Это была последняя фраза, услышанная Тиллимом. Посланный в нокаут сокрушительным ударом, он вывалился из автобуса на тротуар, потому что печальный инцидент произошел как раз возле самой остановки «Петропавловская крепость». Стоявшие поблизости люди прониклись к нему сочувствием и жалостью — мир, как известно, не без добрых людей! — а некоторые из сердобольных прохожих даже попытались привести Папалексиева в чувства. Чьи-то заботливые руки били его по бледным щекам, кто-то расстегивал ему ворот рубашки. Он лежал на асфальте распластанный, в распахнутом пиджаке, из карманов его вывалилась куча тех самых хрустящих бумажек, которые огромное число людей считает главным залогом человеческого счастья. Ветер разносил разноцветные, напоминающие конфетные фантики купюры, они разлетались, шурша, в разные стороны, взмывали в небо и кружились там пестрым хороводом, некоторые из них опускались прямо на воду и плыли по невской глади, увлекаемые речным течением. Другие летали совсем рядом, кувыркаясь в воздухе, дразнили своей досягаемостью растерявшихся пассажиров, стоявших на остановке. Зрелище это вызвало усиленное сердцебиение у многих из них. Все вместе они вдруг засуетились, как одержимые принялись бегать, размахивая руками, прыгать и приседать, в надежде ухватить хоть какую-нибудь бумажку, парящую перед самым носом и готовую вот-вот улететь под облака.

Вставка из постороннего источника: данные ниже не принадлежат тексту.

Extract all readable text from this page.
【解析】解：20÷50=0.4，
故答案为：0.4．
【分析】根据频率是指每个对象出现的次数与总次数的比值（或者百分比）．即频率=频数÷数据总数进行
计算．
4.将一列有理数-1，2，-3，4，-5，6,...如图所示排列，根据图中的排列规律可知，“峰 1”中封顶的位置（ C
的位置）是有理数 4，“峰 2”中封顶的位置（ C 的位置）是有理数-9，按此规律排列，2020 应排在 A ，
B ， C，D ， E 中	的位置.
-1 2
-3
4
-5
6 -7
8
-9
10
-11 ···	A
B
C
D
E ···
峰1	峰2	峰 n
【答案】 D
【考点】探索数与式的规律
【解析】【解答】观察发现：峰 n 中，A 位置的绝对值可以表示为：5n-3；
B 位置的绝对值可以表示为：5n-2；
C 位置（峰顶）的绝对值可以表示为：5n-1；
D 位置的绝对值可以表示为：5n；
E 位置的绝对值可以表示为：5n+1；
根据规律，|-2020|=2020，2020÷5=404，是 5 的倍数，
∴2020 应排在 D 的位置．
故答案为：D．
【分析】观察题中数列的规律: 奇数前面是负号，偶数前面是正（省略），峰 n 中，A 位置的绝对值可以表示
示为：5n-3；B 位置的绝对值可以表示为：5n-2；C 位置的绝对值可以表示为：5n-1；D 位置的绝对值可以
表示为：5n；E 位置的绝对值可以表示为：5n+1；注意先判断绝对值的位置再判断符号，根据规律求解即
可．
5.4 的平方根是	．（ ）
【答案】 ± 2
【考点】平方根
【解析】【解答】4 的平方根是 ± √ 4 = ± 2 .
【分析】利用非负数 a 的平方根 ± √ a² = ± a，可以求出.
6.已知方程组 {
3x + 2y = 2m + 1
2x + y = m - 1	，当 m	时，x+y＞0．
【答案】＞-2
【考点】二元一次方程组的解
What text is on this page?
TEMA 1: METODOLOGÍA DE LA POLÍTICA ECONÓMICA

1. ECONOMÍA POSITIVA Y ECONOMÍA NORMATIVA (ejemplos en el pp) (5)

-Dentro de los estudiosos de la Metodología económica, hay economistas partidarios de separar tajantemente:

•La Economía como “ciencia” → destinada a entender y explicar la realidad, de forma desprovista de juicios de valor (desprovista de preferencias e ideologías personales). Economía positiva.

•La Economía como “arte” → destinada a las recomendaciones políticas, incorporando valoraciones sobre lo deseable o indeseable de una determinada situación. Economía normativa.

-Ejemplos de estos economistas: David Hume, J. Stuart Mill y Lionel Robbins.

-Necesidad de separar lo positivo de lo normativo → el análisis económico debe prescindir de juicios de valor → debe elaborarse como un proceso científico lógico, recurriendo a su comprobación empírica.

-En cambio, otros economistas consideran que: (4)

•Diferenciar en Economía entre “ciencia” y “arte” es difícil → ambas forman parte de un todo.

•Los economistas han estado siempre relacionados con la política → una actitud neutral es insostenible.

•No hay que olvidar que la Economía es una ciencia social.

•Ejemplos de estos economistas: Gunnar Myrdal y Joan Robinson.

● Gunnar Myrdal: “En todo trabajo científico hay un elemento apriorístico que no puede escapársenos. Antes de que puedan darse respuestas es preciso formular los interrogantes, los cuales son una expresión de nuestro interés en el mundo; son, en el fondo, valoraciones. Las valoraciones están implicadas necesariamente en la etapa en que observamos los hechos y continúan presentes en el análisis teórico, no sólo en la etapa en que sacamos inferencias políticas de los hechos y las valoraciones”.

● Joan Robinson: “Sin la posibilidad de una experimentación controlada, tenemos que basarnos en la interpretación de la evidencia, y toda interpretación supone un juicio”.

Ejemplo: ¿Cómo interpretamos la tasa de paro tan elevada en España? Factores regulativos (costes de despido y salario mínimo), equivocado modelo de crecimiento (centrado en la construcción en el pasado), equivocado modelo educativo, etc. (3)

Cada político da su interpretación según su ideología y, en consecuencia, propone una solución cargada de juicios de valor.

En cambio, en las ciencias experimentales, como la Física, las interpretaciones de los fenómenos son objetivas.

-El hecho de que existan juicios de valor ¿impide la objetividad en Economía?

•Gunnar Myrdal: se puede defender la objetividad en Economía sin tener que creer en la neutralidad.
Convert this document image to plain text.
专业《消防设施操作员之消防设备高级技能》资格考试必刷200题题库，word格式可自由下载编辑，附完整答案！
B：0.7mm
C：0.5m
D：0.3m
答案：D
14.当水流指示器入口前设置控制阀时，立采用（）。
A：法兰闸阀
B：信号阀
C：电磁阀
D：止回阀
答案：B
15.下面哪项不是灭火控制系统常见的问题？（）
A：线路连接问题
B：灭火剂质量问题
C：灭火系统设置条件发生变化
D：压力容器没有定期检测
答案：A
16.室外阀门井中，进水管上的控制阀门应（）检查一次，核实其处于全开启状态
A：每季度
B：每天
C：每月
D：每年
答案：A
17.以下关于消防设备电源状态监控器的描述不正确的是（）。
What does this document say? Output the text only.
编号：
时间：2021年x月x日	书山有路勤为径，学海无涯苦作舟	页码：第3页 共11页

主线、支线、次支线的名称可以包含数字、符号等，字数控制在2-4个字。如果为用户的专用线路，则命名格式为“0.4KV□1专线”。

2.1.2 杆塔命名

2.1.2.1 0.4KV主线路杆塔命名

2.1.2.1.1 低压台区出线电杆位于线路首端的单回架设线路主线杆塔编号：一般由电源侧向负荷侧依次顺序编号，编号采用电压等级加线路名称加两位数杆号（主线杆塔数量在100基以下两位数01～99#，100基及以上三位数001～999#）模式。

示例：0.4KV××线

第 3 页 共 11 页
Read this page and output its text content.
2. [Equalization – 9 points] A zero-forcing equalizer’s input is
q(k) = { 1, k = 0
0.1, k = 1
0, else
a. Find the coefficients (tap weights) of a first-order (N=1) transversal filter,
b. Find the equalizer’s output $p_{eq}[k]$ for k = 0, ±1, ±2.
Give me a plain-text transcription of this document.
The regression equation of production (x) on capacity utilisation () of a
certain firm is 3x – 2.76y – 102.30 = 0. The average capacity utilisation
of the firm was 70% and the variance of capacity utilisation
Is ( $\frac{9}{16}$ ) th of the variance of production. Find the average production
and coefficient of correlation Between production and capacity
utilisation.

Тиллим в это время, придя в чувства, продолжал неподвижно лежать на тротуаре и, уставившись в небо, клял все на свете: свою неустроенную жизнь он отчаянно разносил по матери, Авдотью честил, увенчивая эпитетами нелестного бульварно-заборного происхождения ее бабку, и вообще желал, чтобы этот безалаберный, суматошный мир разразил гром. Внезапно в небе над Папалексиевым заклубились хмурые облака, их в свою очередь очень быстро сменили зловещие свинцовые тучи, и вот на землю полились водяные потоки — словом, разверзлись хляби небесные… Дул свирепый, свистящий ветер и, срывая листву с деревьев, остервенело носил ее по воздуху, подобно тому как еще совсем недавно играл Тиллимовыми деньгами. Разоренный Папалексиев, бичуемый дождевыми струями, кое-как добрался до милых стен Петропавловской крепости. Сидя возле холодных камней неприступного бастиона, он истекал слезами и исходил ненавистью к виновникам своего горя. Он не читал ветхозаветной Книги Иова, благодарившего Бога за ниспосланные страдания, и поэтому, отчаявшийся и озлобленный, бросив вызов властолюбивой бабке Авдотье, побежал вокруг крепости против часовой стрелки.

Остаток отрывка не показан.